The greatest threat to Arizona’s future is that we are not doing enough to provide our children with all of the tools necessary to become contributing members of society. Our current lawmakers’ actions suggest that they do not truly care about children, even though their words suggest otherwise. I would address it by making sure that our state’s children have access to the skills, knowledge, healthcare, and employment opportunities essential to their future success. Afterall, the future of our state depends on it.
Yes, the state should accept the $56 million. The working poor have to choose too often between the lesser of two evils: go to work and leave children home alone, or stay at home and struggle financially to feed them. Neither of those choices is in the best interests of children. Furthermore, childcare providers have had to close at an alarming rate in AZ because the reimbursements from subsidies haven’t changed since 2000, when the minimum wage was $5.15. The federal aid would help parents afford care and care providers stay in business, which is a win-win for the working poor and small business owners.
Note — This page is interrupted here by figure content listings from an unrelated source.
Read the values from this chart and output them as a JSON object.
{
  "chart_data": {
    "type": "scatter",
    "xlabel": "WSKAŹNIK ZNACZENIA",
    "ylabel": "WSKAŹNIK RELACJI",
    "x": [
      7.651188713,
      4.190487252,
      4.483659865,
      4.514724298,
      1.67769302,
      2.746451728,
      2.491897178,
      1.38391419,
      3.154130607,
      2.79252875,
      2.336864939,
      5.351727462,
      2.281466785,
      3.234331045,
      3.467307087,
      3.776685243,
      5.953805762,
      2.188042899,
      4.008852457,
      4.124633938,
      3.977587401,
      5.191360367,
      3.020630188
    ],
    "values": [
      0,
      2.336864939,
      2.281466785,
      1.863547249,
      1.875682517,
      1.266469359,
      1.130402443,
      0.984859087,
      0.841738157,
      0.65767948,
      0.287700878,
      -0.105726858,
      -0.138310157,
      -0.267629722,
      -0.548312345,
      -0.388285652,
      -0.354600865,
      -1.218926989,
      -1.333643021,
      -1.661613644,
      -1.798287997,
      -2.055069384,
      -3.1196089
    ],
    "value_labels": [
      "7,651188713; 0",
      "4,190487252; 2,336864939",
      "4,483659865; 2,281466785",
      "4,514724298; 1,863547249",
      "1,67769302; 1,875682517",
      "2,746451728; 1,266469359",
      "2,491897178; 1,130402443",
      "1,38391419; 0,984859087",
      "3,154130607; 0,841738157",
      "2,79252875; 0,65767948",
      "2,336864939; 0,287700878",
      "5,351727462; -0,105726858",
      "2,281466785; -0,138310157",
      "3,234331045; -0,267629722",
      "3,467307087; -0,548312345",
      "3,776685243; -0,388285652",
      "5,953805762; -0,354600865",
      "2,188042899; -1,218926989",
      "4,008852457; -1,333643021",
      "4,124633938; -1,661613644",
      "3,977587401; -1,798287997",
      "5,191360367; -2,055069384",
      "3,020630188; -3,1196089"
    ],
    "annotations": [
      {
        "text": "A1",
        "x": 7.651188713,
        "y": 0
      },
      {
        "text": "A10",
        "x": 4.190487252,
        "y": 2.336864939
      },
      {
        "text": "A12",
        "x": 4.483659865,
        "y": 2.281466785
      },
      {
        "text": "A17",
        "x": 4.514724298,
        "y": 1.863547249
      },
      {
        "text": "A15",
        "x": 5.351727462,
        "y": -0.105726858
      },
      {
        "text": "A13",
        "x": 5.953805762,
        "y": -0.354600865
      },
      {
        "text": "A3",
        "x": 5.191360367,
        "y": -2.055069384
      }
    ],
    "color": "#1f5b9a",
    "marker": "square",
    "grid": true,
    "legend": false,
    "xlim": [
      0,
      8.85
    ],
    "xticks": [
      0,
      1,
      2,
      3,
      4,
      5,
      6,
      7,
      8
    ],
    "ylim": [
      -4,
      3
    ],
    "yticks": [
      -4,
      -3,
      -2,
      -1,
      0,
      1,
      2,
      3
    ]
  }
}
Yes. As a former foster mother, I understand the importance of doing what’s in the best interests of kids, and keeping kids with relatives is almost always going to be in their best interests. However, not every relative is financially able to care for a child. Because of the opioid epidemic, for example, we know that grandparents on a fixed income sometimes assume care of their grandchildren, and that places an enormous financial burden on those living off of Social Security and/or pensions. The subsidies are meant to help foster parents take on the financial care of a child, and why would that change if the caregivers are related? Foster children can have complicated emotional and psychological traumas, and making sure all foster families (including relatives) can meet these challenges is a productive way the state can help.